Кемисэ кивнул, и я вновь помог ему лечь. Бережно пристраивая его правую руку на скамье вдоль тела, я не преминул спросить:

– Рука так ничего и не чувствует? Совсем? – Кемисэ угрюмо кивнул. – Не волнуйся, – взяв его за руку, я принялся загибать его пальцы – один за другим. – Дару вытащил тебя с того света, он и руку твою вернет, будь уверен. – Укладывая её обратно, я украдкой ущипнул его за запястье – Кемисэ тотчас дёрнулся, словно от удара, и я невольно рассмеялся:

– Видишь, что-то твоя рука всё же чувствует.

– Словно иглой в плечо укололо, – недовольно отозвался он.

– Скоро ты этой рукой на цитре играть будешь, – пообещал я.

Потом он уснул – видать, действительно утомился от непривычно длинной беседы. Глядя на то, как мерно вздымается его спина, я украдкой погладил его по правой руке кончиками пальцев – он не шелохнулся, видать, на сей раз и вправду не почувствовал.

– Друг, – повторил я, удивлённо вслушиваясь в это слово. Разумеется, друзья у меня были и прежде, и немало, но применительно к Кемисэ это звучало как-то странно – то ли потому, что он был так недосягаемо высок, и по положению, и по талантам – одни его боевые навыки чего стоят – то ли оттого, что на поверку я почти ничего о нём не знал, ведь даже то, что можно было считать само собой разумеющимся для любого человека, для него вовсе не было столь очевидным. Загибая пальцы, я принялся перечислять то, что узнал сегодня:

– Родители умерли… Есть сестра… Сбежал из дома…

Иди речь о ком-нибудь вроде нас с Феньо, или хотя бы о господине Вистане, я бы ещё мог приблизительно представить себе, что значат эти слова, равно как и сопутствующие им чувства, мысли и надежды; когда же я пытался представить себе родичей Кемисэ, перед моим внутренним взором вставала лишь дымная мгла, сродни той, что застила взор в моём сне, где я блуждал по пещерам. Какие они – неотличимые от Кемисэ или совсем другие? Признал бы я в них хоть что-нибудь родное? От чего он бежал на самом деле, покидая свою Твердыню? Само собой, я не стал бы задавать ему подобных вопросов, ведь я и сам был не до конца откровенен.

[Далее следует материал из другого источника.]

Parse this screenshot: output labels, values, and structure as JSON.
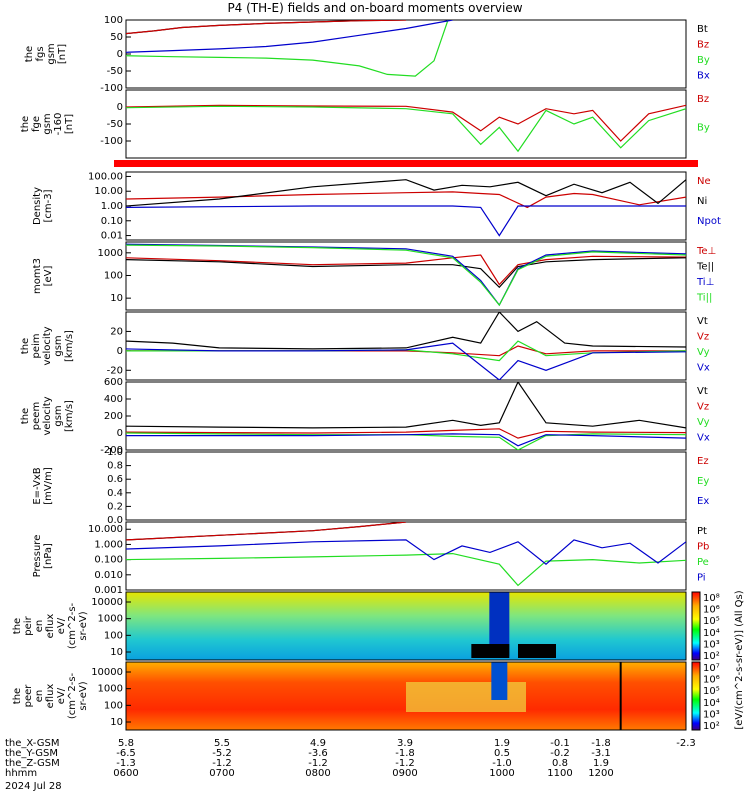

Вздохнув, я понял, что окончательно запутался. Прежде даже в самых сложных ситуациях у меня не возникало трудностей с принятием решений: это было сродни погружению в бездну тёмных вод, откуда был один путь – наверх, к свету; теперь же я словно блуждал в гуще тумана, где любой предмет оказывается не тем, чем кажется, звуки, что раздаются прямо над ухом, словно доносятся издалека, а ровная земля превращается в скопище разнообразных ловушек. Одной из них оказалось то, с какой лёгкостью я предложил Кемисэ свою дружбу – и как он без колебаний её принял.

Если прежде зародившиеся чувства казались мне предательством, то теперь они и вовсе стали чем-то сродни святотатству – ведь преступить порог в этом случае значило не только обрушить нарождающееся доверие, но и растоптать саму святость этого возвышенного чувства в собственной душе. Сумею ли я в зародыше задушить то, что таит в себе опасность, или распаляющие разум помыслы окончательно отравят всё, что может быть между нами сердечного и тёплого, пусть этому и суждено продлиться не дольше пары месяцев?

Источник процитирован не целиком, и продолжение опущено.